Why is $\frac{\sum^n_{i=1}(X_i-\bar{X})^2}{\sigma^2}$chi-square distributed with $n-1$ degrees of freedom? [duplicate]

Question

On Wikipedia, it says

If $X_{i};i=1,\ldots ,n$ are independent normal $(\mu ,\sigma ^{2})$ random variables, the statistic

$$\frac{\sum\limits^n_{i=1}(X_i-\bar{X})^2}{\sigma^2}$$

follows a chi-squared distribution with $n − 1$ degrees of freedom. Here, the degrees of freedom arises from the residual sum-of-squares in the numerator, and in turn the $n − 1$ degrees of freedom of the underlying residual vector $\{X_{i}-{\bar {X}}\}$.

With that in mind, I'd like to put forward the following example:

Suppose we choose an integer, $10$. Let's say our goal is to choose some $n$ values that sum to $10$. Let's say $n=3$. I freely choose $6$ and then $3$, but now I am forced to choose $1$. Hence I have $2$ degrees of freedom. Or more generally, $n-1$ degrees of freedom.

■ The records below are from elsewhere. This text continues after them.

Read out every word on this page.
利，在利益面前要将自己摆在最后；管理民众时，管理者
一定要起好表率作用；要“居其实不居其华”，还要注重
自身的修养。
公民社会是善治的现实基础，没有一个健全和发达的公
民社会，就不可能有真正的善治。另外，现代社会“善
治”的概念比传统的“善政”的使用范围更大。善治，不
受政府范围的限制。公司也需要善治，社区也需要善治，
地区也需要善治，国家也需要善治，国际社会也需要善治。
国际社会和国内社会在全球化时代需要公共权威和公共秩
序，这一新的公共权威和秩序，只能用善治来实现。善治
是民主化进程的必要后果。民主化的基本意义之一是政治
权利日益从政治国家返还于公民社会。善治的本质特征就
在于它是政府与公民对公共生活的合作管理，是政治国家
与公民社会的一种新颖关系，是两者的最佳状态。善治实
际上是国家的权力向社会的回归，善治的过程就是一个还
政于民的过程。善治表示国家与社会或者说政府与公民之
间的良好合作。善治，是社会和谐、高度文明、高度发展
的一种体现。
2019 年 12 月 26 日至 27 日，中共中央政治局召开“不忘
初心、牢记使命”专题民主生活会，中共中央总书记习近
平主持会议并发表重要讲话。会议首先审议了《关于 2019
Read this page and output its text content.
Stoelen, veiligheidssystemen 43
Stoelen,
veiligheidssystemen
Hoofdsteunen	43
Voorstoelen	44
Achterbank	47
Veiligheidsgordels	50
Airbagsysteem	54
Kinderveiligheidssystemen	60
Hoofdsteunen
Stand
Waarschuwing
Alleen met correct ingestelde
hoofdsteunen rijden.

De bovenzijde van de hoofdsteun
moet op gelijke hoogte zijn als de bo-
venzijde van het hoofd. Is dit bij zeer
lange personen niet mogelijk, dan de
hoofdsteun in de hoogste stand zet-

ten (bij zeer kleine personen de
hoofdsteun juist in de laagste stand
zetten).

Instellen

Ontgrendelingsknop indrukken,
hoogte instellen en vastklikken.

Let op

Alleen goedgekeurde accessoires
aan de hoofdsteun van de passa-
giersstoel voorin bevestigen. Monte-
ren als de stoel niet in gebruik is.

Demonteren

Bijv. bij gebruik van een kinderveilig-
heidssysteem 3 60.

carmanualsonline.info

In this example, it's clear that the final choice is not a free one, because we have some target value, and so once we've made $n-1$ choices for the summands, there is only one possible value that ensures we satisfy the target sum value constraint.

Now, going back to case of the residual sum-of-squares on the numerator. If this were $\sum\limits^n_{i=1}(X_i-\bar{X})$ instead (notice I've dropped the square), then our target is $0$. So again, like in the example above, we have $n-1$ degrees of freedom because we can make free choices for $X_1\ldots X_{n-1}$, but then $X_n$ is forced. However, once we square each $(X_i - \bar{X})$, we lose the target value of $0$.

So how do we know that the degrees of freedom is $n-1$ without a target value? If there is no target value, why are we not able to make $n$ free choices?

Answer 1

Consider samples of size $n= 5$ from a standard normal distribution. then $Q =(n-1)S^2 \sim \mathsf{Chisq}(\nu=4),$ not $\mathsf{Chisq}(\nu=5).$

set.seed(706);  m = 10^6;  n = 5
q = replicate( m, (n-1)*var(rnorm(n)) )
mean(q)
[1] 4.002257  # aprx E(Q) = 4
hdr = "Simulated Dist'n of Q fits CHISQ(4)[blue], not CHISQ(5) [red]"
hist(q, prob=T, br=50, col="skyblue2", main=hdr)
  curve(dchisq(x, 4), add=T, lwd=2, col="blue")
  curve(dchisq(x, 5), add=T, lwd=3, col="red", lty="dotted")

Note: If you consider $n = 2,$ then it is easy to verify that $\bar X$ is a function of $X_1 + X_2$ and independently, $S^2$ is a function of $X_1 - X_2$ so that $S^2 \sim \mathsf{Chisq}(1).$ One proof for $n > 2$ shows that $\bar X$ is a function of a vector in one dimention, and that (orthogonally) $S^2$ is a function of vectors in $n-1$ dimensions.